Check limbs believe they were laminated wood , If I were to shot it at all, I would use heavy arrow 2219 etc...Think they were only 30% let off not sure.I know they weighed around 8lbs. don't think it would be worth much..


----------



## Sfancler

thanks, i went in to a chain store's archery department and the kids workin there looked at me and this bow like we were from the stone age, but screw them. 8lbs isn't really that heavy and yeah the few arrows i have are really heavy. Just need to take into a good shop and have them take a look at it. I'm a little worried about the tune-down, but i think ill be able to get it shooting for me.


----------



## massman

*I'll tune it...*

If you have no luck locally with a shop that knows what they are doing, you could consider sending me the bow. I'll replace the cables with what is available today and a new string.

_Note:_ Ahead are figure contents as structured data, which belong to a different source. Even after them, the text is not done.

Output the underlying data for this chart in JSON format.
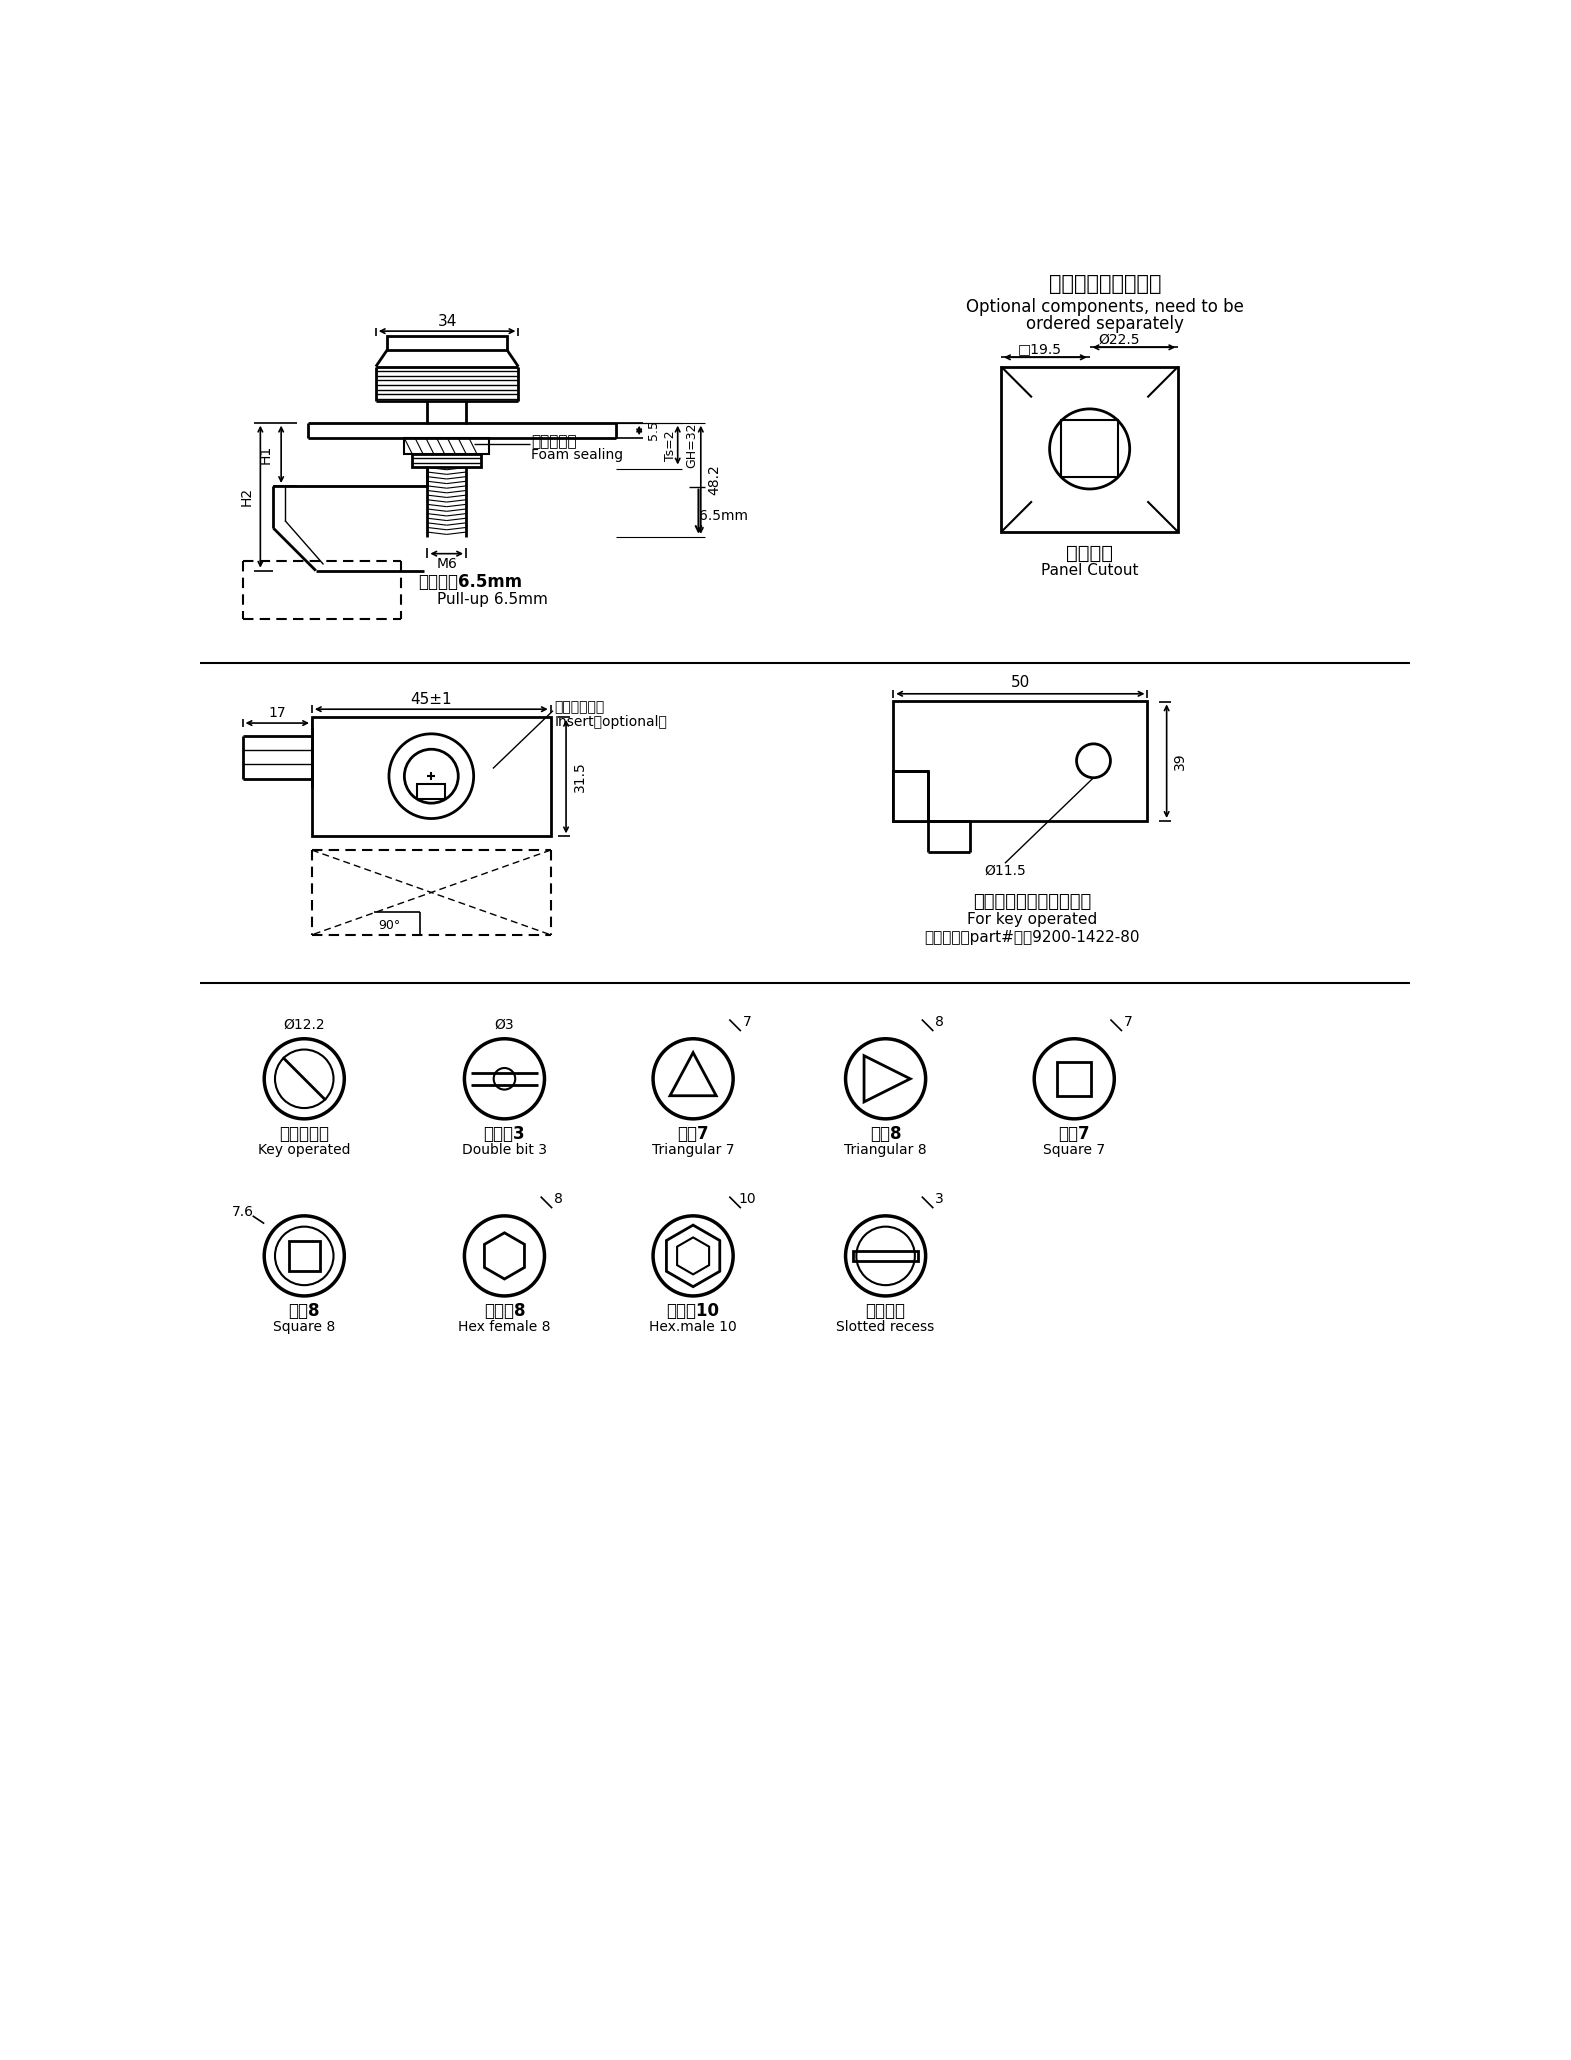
{
  "bg_color": "#ffffff",
  "line_color": "#000000",
  "text_color": "#000000",
  "title_top_right_zh": "选配件，需单独订购",
  "title_top_right_en1": "Optional components, need to be",
  "title_top_right_en2": "ordered separately",
  "panel_cutout_zh": "开孔尺寸",
  "panel_cutout_en": "Panel Cutout",
  "dim_19_5": "□19.5",
  "dim_22_5": "Ø22.5",
  "foam_zh": "发泡橡胶帯",
  "foam_en": "Foam sealing",
  "compress_zh": "压缩量：6.5mm",
  "compress_en": "Pull-up 6.5mm",
  "insert_zh": "锁芯（选配）",
  "insert_en": "Insert（optional）",
  "key_zh": "钒匙操纵型锁芯专用钒匙",
  "key_en": "For key operated",
  "part_num": "产品编号（part#）：9200-1422-80",
  "type1_zh": "钒匙操纵型",
  "type1_en": "Key operated",
  "type1_dim": "Ø12.2",
  "type2_zh": "双翅型3",
  "type2_en": "Double bit 3",
  "type2_dim": "Ø3",
  "type3_zh": "三角7",
  "type3_en": "Triangular 7",
  "type3_dim": "7",
  "type4_zh": "三角8",
  "type4_en": "Triangular 8",
  "type4_dim": "8",
  "type5_zh": "四方7",
  "type5_en": "Square 7",
  "type5_dim": "7",
  "type6_zh": "四方8",
  "type6_en": "Square 8",
  "type6_dim": "7.6",
  "type7_zh": "内六角8",
  "type7_en": "Hex female 8",
  "type7_dim": "8",
  "type8_zh": "外六角10",
  "type8_en": "Hex.male 10",
  "type8_dim": "10",
  "type9_zh": "一字槽型",
  "type9_en": "Slotted recess",
  "type9_dim": "3"
}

It would be fun working on a Jenning again. I just picked up an old 4 wheeler Pearson circa 1978. I'm planning to convert it to a two wheeler with a Yoke system on new longer axles.

FYI, The Jennings were 28% let-off. There are very few of the original Arrowstars that are worth shooting. Most suffered from a riser twisting issue that necessitated the redesign to the beefed up riser arrowstar of 1978-79 with a widened limb.

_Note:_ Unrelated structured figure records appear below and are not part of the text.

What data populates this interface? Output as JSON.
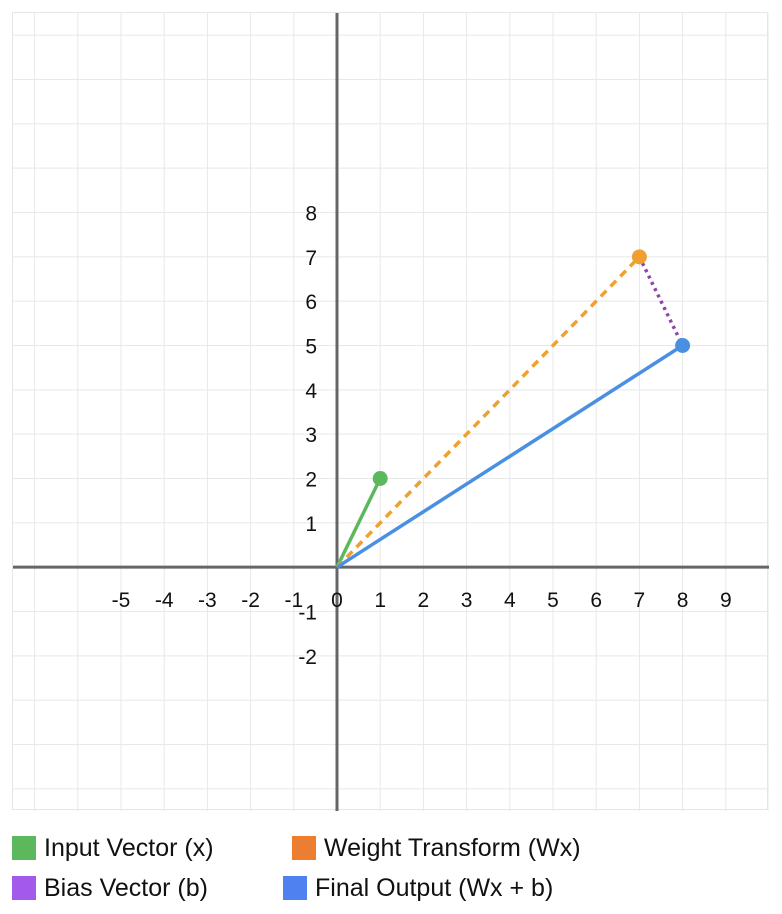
{
  "chart_data": {
    "type": "line",
    "xlim": [
      -7.5,
      10
    ],
    "ylim": [
      -5.5,
      12.5
    ],
    "x_ticks": [
      -5,
      -4,
      -3,
      -2,
      -1,
      0,
      1,
      2,
      3,
      4,
      5,
      6,
      7,
      8,
      9
    ],
    "y_ticks": [
      -2,
      -1,
      1,
      2,
      3,
      4,
      5,
      6,
      7,
      8
    ],
    "grid": true,
    "legend_position": "bottom",
    "series": [
      {
        "name": "Input Vector (x)",
        "color": "#5cb85c",
        "style": "solid",
        "points": [
          [
            0,
            0
          ],
          [
            1,
            2
          ]
        ],
        "end_marker": true
      },
      {
        "name": "Weight Transform (Wx)",
        "color": "#f0a030",
        "style": "dashed",
        "points": [
          [
            0,
            0
          ],
          [
            7,
            7
          ]
        ],
        "end_marker": true
      },
      {
        "name": "Bias Vector (b)",
        "color": "#8e44ad",
        "style": "dotted",
        "points": [
          [
            7,
            7
          ],
          [
            8,
            5
          ]
        ],
        "end_marker": false
      },
      {
        "name": "Final Output (Wx + b)",
        "color": "#4a90e2",
        "style": "solid",
        "points": [
          [
            0,
            0
          ],
          [
            8,
            5
          ]
        ],
        "end_marker": true
      }
    ]
  },
  "legend": [
    {
      "label": "Input Vector (x)",
      "color": "#5cb85c"
    },
    {
      "label": "Weight Transform (Wx)",
      "color": "#ed7d31"
    },
    {
      "label": "Bias Vector (b)",
      "color": "#a259ec"
    },
    {
      "label": "Final Output (Wx + b)",
      "color": "#4f81f0"
    }
  ]
}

Tom in Mass. PM me if you want a shipping address.


----------



## FS560

The Jennings wood laminated limbs are all basically the same with the size of the butt changed to fit different handles.

Not sure what year they went to the tapered core laminations but they were the best. Quick and very crisp even with round wheels.

The weak points on the limbs are the pillow blocks which sometimes come off at the glue line, and the bottom of the fork. Limbs tend to split at the bottom of the fork along the shear lines of the fork extending into the solid part. This is probably due to the tapered core which allows additional bending of the tip.

I wish I had lept all of mine.


----------



## Spotshooter2

I still have my Arrowstar and one of my nephews has my other Arrowstar. 
They were definitely top of the line in those days and with only 30% letoff it was easy for us finger shooters to get off the string cleanly. They definitely had a lot of mass weight to them which was mostly the handle. If you replace the string you best use dacron . Not sure if you could use even fast flight on the T posts.


----------



## archerycharlie

*Arrow Star*

I have one in blue and white. 28" draw and about 40# max i think. It was my brothers first compound. He paid i believe around 350$ for it when it first came out back when. Its way too short for me but my wife shot it for a while but it was too heavy for her too hold. Just had a new string made for it at my local shop. I saw another one like it also at an archery shoot for sale mabe a year or so ago. charlie


----------



## kanab ram

My father used to hunt for Jennings and assist him with product design. I was fortunate enough to have two arrowstars as a teenager and shot many tournaments and harvested many animals with the bows. It was an excellent bow, however, I used many of the components to build two new "S-handles", which was the predecessor to the Arrowstar. I still have both S-handles and they are still my favorite shooting bows.


----------



## tacoben

*E-bay Listing*

http://cgi.ebay.com/Vintage-Jenning...ryZ20838QQssPageNameZWDVWQQrdZ1QQcmdZViewItem

Saw this on e-bay up for bid. Two days left as of this posting.


----------



## archerycharlie

Was at an archery shoot today and saw one for 25$. AC


----------



## isshin68

I have a 1979 Arrowstar MK II I got new then, I like the weight of the bow, it is very smooth, quiet, accurate. I never found the need to buy another compound. I could put arrows in the gold target, gold center all day long at 20 yards.
TW TX


----------